I drove through County Clare to the Atlantic Coast. I saw the countryside to the Atlantic, through Ennistymon, Lahinch and Liscannor.
I was driving on the M18 motorway, which was brand new. It wasn’t in the GPS yet, so it thought I was driving across fields. It kept telling me to return to the road. But, the arrival time kept getting sooner, so I knew I was heading in the correct direction.
It felt so strange to be driving in the left side of what looked like an Interstate.
When the GPS arrival time started getting later, I got off the highway and onto an older road that the GPS knew existed. I drove and drove on little roads with walls on both sides.
I passed an old graveyard. Some of the graves had stone walls filled with glass chips. I looked this up. “For easy maintenance and to keep your grave site smart and attractive, use glass stone chips, an aesthetically pleasing alternative to weeding and planting. They were in a variety of colors. The graves surrounded the remains of a church.
This is some sort of canal, but I don’t know where I was.
A kid came zipping past me on a pedal cart with his little brother on the back.
I drove past more farms. Some were beautifully maintained. Others…
I passed more ruins. There are ruins just everywhere! There was a fence over the door of the tower.
The sky was really beautiful. Photos just don’t show it. It was all puffy white white clouds with turquoise blue sky showing through.
I was recently on Pinterest and saw a photo of Lahinch.
Beer and Baking spent a day in Lahinch >
Dough Castle was built in 1306 by the O’Connors. It was built to control traffic coming up the Inagh River and traffic fording the river. Although the castle was spared during the wars, it was built on sand. It began to collapse in the early 1800s.
In 1471, the O’Connor chieftain was murdered in Dough Castle by his nephews. The town of Lahinch I had just driven through settled at the site of his cairn. Lahinch, in Gaelic Leacht Ui Chonchuir, means O’Connor’s Cairn.
Look closely. Those little figures are playing golf. There is a golf course all around the castle.
I followed farm machinery along R478. I drove past a monument by St. Brigid’s Well in Liscannor. It is O’Brien’s Monument. “The O’Brien Monument, a Doric column topped by an urn, was built during his lifetime, paid for by compulsory subscriptions of his tenants.” Wikipedia. In various places it is also called Been’s Pillar or Corney’s Column. It was erected in the 1850s to honor Cornelius O’Brien. This is the same Cornelius O’Brien who built the tower on the Cliffs of Moher.

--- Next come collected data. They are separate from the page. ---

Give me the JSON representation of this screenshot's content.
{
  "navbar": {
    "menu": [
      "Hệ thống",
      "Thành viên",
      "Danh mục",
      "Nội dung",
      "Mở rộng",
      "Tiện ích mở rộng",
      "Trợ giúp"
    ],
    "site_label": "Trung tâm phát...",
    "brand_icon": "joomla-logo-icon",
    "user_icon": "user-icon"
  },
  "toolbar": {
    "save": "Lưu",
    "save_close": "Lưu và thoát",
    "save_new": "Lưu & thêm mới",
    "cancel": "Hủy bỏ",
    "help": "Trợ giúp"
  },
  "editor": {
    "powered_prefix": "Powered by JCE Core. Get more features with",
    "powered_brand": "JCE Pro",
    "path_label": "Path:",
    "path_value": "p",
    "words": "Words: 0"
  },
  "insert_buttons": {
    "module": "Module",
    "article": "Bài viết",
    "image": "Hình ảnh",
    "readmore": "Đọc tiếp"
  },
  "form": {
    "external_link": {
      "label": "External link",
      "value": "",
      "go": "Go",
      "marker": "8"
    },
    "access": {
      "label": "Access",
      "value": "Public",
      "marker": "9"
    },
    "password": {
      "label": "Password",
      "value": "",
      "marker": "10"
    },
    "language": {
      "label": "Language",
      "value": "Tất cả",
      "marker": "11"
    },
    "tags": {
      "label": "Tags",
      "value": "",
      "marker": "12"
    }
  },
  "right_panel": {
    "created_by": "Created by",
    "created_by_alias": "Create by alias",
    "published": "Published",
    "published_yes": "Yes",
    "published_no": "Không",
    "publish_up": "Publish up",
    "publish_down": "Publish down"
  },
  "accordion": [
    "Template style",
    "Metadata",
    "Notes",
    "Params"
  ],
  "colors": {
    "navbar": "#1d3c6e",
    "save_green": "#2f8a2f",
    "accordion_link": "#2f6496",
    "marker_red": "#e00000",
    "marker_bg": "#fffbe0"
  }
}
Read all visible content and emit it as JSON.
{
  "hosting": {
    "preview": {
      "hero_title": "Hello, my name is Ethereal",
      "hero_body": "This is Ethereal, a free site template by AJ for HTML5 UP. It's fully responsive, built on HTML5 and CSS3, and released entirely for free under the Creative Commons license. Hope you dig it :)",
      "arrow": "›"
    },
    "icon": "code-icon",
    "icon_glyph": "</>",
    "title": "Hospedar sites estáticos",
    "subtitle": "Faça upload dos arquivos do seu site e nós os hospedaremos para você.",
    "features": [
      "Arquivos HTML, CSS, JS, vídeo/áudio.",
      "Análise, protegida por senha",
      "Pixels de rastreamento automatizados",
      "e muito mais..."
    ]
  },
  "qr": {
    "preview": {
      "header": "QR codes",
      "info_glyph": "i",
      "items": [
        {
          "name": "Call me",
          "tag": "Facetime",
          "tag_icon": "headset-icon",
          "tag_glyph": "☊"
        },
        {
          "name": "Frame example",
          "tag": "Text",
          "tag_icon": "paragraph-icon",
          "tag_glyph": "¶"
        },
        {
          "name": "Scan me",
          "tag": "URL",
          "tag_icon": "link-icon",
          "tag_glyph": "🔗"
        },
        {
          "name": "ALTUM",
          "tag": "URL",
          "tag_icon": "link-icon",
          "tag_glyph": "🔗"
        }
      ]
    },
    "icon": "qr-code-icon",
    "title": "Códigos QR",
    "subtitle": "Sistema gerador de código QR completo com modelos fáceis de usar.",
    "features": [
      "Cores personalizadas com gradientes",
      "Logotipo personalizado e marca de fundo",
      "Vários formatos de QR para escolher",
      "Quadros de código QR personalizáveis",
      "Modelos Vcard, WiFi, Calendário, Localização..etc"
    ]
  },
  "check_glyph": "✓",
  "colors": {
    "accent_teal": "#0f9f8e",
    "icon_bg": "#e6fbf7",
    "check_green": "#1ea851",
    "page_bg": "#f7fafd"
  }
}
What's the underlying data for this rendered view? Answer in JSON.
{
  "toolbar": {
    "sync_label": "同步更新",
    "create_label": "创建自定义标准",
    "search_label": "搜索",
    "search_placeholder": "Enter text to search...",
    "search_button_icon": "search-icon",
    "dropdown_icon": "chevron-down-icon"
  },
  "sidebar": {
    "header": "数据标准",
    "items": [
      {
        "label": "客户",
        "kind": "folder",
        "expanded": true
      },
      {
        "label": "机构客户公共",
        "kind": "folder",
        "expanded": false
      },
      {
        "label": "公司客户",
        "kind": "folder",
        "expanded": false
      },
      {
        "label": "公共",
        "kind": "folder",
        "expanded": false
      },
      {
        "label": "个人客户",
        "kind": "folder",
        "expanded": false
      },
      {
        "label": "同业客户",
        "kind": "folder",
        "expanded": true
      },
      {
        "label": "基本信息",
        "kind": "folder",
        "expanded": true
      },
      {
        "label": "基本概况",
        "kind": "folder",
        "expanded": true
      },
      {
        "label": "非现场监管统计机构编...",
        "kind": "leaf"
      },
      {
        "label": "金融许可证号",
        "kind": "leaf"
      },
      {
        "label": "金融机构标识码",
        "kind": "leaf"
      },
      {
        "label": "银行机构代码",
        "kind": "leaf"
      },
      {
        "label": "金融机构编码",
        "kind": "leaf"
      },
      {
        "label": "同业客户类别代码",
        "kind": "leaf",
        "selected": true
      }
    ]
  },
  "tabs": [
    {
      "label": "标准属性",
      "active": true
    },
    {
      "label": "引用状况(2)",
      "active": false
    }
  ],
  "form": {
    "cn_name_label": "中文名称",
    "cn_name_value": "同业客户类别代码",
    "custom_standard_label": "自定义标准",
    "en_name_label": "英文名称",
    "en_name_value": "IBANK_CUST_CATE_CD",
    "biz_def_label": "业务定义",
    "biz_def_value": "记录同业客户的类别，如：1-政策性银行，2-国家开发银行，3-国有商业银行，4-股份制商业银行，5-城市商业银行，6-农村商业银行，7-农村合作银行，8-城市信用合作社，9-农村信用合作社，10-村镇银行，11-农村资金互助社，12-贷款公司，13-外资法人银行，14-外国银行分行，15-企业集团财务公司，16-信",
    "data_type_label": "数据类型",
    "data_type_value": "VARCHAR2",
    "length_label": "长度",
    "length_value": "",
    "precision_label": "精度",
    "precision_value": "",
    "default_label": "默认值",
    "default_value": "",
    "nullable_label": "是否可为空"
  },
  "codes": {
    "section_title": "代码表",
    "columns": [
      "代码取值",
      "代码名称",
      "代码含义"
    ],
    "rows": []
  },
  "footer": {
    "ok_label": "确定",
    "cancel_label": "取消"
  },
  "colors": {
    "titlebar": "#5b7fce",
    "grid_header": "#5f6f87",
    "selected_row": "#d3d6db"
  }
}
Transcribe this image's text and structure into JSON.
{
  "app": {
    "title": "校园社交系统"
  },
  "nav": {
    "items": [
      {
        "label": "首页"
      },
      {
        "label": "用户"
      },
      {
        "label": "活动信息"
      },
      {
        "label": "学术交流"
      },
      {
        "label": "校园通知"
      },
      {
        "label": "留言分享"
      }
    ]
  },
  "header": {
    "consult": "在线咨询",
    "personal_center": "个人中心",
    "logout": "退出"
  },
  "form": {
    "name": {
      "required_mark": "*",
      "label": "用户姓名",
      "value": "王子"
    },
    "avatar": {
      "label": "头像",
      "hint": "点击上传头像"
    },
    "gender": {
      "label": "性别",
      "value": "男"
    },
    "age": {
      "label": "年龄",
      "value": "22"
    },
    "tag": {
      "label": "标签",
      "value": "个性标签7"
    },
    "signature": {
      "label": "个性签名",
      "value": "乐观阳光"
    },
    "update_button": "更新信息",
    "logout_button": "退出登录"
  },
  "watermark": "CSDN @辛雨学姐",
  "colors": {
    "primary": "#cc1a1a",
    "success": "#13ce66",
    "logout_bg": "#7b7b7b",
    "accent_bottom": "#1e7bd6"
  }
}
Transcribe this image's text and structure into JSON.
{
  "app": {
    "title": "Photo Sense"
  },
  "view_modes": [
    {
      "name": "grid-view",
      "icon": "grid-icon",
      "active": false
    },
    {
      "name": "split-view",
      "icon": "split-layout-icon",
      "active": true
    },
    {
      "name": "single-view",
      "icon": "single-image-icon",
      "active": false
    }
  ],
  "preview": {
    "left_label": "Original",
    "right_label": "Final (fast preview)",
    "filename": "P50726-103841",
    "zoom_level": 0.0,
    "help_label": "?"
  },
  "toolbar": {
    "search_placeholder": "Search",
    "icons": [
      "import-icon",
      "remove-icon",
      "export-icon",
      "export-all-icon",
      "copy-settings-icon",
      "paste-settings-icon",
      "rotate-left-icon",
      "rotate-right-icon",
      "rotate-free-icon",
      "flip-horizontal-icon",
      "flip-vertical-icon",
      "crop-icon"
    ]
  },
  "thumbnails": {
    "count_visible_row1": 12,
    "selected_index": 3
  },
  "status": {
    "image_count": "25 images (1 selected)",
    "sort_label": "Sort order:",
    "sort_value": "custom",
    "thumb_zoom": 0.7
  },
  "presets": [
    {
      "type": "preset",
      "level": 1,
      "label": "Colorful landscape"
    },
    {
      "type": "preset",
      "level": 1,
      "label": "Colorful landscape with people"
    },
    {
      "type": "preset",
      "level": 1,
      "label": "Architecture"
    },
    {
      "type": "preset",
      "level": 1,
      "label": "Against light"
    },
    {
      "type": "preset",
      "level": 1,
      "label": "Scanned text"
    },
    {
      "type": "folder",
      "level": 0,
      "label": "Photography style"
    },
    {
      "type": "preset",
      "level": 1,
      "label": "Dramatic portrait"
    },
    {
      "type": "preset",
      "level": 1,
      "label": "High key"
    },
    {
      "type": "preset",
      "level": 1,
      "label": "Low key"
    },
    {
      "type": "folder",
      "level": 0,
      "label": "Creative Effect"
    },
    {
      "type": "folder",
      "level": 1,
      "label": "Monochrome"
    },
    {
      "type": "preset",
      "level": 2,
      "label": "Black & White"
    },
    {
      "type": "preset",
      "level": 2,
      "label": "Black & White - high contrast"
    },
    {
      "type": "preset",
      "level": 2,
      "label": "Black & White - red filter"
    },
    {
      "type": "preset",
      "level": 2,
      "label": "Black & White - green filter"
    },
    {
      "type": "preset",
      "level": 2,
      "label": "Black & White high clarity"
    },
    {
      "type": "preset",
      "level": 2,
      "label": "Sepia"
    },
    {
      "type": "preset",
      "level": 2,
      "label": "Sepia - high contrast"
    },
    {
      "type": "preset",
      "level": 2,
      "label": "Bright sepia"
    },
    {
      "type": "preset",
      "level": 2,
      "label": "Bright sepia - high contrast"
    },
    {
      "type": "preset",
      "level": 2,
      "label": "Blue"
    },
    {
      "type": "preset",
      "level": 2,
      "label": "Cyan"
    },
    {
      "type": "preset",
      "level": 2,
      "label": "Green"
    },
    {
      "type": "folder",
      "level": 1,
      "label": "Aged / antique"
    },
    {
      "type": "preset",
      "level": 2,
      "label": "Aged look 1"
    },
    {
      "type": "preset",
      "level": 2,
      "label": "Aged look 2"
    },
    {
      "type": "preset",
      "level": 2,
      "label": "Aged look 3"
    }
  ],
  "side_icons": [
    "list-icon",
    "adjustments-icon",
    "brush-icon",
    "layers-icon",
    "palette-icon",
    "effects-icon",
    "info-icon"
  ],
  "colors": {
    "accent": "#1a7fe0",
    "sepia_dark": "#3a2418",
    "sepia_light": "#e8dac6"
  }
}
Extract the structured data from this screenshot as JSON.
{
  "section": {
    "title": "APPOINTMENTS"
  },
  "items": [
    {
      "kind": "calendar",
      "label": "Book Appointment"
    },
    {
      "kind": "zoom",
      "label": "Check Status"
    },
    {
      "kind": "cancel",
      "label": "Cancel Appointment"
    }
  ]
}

This is a photo from the Thomas H. Mason Collection in the National Library of Ireland on The Commons. It is labeled “Been’s Pillar, Liscannor, with figures.” The photo notes say; “O’Brien’s Pillar by Bridget’s Well near Liscannor, County Clare. Built in the 1850s, it is a memorial to Cornelius O’Brien (1782-1857), who – amongst other things – had a hand in the tourism development of the nearby Cliffs of Moher. For example, the also eponymous O’Brien’s viewing tower at the cliffs.”